Part-of-Speech Tagging for Northern Kurdish

Manually tokenized and POS-tagged proverb in Northern Kurdish ‘As every tree stands over its roots, so does every human blossom with their mother tongue.’

This repository provides access to all trained and ready-to-use POS models and the training and test data discussed in our MWE-UD 2024 paper.

Repository structure

datasets

This folder contains the:

gold_data.tsv the gold-standard manually annotated and tokenized dataset which consists of 136 sentences(2,937 tokens).
kmr_mg-ud-complete-augmented.conllu the UD Kurmanji augmented dataset.

models

This folder contains 7 sub folders where you can find all our trained POS models. All sub folders contain two model variants original and augmented.

Baseline
HMM
ExtraTrees
AveragedPerceptron
BiLSTM
CRF
NK-XLMR

The folders BiLSTM and NK-XLMR are empty since their models are very big and therefore uploaded to Google Drive.
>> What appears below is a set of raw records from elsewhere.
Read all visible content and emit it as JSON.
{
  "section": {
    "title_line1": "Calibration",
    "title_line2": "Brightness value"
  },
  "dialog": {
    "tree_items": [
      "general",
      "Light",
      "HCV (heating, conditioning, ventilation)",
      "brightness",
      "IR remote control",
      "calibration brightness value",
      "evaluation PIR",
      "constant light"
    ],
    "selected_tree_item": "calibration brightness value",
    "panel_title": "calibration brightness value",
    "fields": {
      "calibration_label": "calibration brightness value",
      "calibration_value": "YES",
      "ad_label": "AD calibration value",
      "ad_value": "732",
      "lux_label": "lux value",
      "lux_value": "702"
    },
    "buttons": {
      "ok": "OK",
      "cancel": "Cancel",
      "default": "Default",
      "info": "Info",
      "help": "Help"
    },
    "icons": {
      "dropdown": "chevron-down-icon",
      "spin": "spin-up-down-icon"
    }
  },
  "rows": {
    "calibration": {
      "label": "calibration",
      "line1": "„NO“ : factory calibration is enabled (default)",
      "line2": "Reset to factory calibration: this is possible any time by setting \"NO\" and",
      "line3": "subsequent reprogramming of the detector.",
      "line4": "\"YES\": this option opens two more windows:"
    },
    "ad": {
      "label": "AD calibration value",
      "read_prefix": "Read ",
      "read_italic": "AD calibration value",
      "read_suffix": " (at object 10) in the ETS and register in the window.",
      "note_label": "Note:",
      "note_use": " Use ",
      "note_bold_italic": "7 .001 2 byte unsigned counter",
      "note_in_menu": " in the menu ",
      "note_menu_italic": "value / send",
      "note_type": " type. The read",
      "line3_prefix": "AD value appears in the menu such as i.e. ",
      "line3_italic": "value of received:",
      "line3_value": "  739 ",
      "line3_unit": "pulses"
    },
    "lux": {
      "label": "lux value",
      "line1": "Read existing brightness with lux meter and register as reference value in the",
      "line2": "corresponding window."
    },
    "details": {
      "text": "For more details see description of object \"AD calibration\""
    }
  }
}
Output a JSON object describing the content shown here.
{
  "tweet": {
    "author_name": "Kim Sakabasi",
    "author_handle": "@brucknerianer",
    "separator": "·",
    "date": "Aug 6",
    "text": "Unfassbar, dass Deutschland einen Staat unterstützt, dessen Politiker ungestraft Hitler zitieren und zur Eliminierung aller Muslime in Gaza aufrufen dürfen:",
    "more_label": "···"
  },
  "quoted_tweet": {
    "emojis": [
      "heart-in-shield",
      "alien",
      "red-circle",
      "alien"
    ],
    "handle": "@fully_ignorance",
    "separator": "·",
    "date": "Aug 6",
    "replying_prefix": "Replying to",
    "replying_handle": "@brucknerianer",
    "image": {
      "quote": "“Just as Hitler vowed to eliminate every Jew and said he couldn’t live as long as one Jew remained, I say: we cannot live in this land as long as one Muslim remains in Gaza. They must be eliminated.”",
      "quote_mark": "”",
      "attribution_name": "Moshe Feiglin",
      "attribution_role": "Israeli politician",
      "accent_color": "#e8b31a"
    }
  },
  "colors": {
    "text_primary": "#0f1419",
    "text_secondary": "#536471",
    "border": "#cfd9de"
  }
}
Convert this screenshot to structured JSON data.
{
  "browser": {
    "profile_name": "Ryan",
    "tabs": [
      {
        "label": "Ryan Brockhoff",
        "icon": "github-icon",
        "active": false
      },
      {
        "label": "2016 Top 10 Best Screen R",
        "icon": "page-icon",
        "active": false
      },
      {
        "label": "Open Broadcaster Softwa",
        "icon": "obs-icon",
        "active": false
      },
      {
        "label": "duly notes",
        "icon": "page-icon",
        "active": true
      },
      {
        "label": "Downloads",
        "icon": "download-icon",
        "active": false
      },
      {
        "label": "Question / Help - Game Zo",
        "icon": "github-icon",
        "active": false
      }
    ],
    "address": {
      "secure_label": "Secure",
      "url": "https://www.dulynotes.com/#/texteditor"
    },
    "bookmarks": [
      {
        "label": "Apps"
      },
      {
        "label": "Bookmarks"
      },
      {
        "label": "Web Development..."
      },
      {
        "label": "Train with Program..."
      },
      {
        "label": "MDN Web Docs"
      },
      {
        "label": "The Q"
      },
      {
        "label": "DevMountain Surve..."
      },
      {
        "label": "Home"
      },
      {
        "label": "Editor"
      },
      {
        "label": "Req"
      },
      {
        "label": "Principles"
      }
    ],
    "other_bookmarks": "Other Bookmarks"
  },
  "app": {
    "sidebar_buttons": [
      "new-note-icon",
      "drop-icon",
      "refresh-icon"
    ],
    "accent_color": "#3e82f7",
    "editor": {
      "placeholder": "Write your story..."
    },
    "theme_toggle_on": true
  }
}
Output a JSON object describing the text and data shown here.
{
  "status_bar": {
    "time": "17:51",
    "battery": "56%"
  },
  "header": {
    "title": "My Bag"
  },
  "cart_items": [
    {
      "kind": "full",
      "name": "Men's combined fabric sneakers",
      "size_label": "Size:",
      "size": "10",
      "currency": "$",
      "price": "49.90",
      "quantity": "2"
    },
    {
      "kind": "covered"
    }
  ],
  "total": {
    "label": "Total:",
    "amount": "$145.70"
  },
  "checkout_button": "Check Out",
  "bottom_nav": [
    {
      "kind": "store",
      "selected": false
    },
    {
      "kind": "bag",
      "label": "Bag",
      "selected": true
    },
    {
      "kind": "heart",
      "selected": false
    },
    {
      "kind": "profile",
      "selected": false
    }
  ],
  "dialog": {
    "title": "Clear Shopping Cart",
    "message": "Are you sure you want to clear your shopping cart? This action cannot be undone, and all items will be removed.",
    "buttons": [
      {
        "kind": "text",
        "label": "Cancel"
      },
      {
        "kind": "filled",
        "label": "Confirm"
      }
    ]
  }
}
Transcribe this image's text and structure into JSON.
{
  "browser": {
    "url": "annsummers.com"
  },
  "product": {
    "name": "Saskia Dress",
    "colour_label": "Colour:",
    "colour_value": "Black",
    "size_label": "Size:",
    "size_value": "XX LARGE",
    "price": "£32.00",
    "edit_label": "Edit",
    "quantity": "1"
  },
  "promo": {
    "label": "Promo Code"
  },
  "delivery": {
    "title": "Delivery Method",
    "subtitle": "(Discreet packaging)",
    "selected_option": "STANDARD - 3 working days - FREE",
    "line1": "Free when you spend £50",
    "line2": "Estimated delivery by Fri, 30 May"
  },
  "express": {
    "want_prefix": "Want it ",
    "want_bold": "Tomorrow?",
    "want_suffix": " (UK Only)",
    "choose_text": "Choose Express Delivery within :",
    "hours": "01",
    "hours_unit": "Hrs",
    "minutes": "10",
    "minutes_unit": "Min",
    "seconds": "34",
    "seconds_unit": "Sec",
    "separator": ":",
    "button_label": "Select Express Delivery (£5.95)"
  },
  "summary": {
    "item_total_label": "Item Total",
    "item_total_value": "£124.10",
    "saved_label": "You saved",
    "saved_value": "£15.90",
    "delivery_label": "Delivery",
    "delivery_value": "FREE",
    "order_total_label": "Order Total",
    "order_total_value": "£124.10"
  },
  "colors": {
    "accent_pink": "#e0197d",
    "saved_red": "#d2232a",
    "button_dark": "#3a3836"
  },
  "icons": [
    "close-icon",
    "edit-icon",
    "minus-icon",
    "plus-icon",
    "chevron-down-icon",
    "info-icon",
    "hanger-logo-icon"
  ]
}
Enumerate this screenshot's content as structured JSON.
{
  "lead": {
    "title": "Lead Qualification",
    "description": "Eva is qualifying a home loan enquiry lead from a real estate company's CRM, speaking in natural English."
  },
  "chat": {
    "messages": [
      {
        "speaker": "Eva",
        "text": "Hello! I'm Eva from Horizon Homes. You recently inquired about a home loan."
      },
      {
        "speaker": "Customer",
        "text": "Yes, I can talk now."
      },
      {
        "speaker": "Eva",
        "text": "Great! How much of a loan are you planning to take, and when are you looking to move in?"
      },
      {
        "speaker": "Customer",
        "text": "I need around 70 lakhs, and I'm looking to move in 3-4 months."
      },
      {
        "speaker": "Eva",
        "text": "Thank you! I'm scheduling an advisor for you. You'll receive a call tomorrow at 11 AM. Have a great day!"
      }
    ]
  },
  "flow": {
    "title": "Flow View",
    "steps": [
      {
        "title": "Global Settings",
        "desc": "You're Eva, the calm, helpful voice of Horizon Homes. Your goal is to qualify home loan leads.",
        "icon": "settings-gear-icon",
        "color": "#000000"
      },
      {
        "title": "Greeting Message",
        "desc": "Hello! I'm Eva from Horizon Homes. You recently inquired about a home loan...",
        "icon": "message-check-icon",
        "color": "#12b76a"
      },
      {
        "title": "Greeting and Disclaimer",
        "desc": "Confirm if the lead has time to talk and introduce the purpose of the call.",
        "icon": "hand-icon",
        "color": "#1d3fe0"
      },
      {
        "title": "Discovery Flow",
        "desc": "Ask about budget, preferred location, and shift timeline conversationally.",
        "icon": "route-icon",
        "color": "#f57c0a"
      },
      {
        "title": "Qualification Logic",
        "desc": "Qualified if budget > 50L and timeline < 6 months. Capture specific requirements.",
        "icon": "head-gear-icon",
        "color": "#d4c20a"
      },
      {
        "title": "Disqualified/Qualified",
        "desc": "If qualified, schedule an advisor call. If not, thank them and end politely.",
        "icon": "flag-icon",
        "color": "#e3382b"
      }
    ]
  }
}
BiLSTM model variants link: Google Drive (5.02 GB). Download the zip file and extract its content to BiLSTM sub folder.

NK-XLMR model variants link: Google Drive (2.46 GB). Download the zip file and extract its content to NK-XLMR sub folder.

`pos_cli.py`

This file offers a CLI interface to interact with the models. The file can be called within the command line with the following arguments:

python pos_cli --pos_model CRF --training_data_type augmented --sentence "Leyla Qasim dixwest dengê kurdan li cîhanê bide bihîstin." --tokenization_method KLPT

`pos_flask.py`

An alternative interface to the cli one to interact all POS models. Rund this file and then navigate to http://127.0.0.1:5000/

The web interface to interact with all POS models.

Requirements

Operating system: macOS / OS X · Linux · Windows
Python version: Python 3.9.19

Clone the repo and run pip install -r requirements.txt to install all dependencies.

Cite this project

Please consider citing this paper, if you use any part of the data or the POS models:

@inproceedings{morad-etal-2024-part,
    title = "Part-of-Speech Tagging for {N}orthern {K}urdish",
    author = "Morad, Peshmerge  and
      Ahmadi, Sina  and
      Gatti, Lorenzo",
    editor = "Bhatia, Archna  and
      Bouma, Gosse  and
      Dogruoz, A. Seza  and
      Evang, Kilian  and
      Garcia, Marcos  and
      Giouli, Voula  and
      Han, Lifeng  and
      Nivre, Joakim  and
      Rademaker, Alexandre",
    booktitle = "Proceedings of the Joint Workshop on Multiword Expressions and Universal Dependencies (MWE-UD) @ LREC-COLING 2024",
    month = may,
    year = "2024",
    address = "Torino, Italia",
    publisher = "ELRA and ICCL",
    url = "https://aclanthology.org/2024.mwe-1.11",
    pages = "70--80",
    abstract = "In the growing domain of natural language processing, low-resourced languages like Northern Kurdish remain largely unexplored due to the lack of resources needed to be part of this growth. In particular, the tasks of part-of-speech tagging and tokenization for Northern Kurdish are still insufficiently addressed. In this study, we aim to bridge this gap by evaluating a range of statistical, neural, and fine-tuned-based models specifically tailored for Northern Kurdish. Leveraging limited but valuable datasets, including the Universal Dependency Kurmanji treebank and a novel manually annotated and tokenized gold-standard dataset consisting of 136 sentences (2,937 tokens). We evaluate several POS tagging models and report that the fine-tuned transformer-based model outperforms others, achieving an accuracy of 0.87 and a macro-averaged F1 score of 0.77. Data and models are publicly available under an open license at https://github.com/peshmerge/northern-kurdish-pos-tagging",
}

License

This work is licensed under a Creative Commons Attribution-ShareAlike 4.0 International License.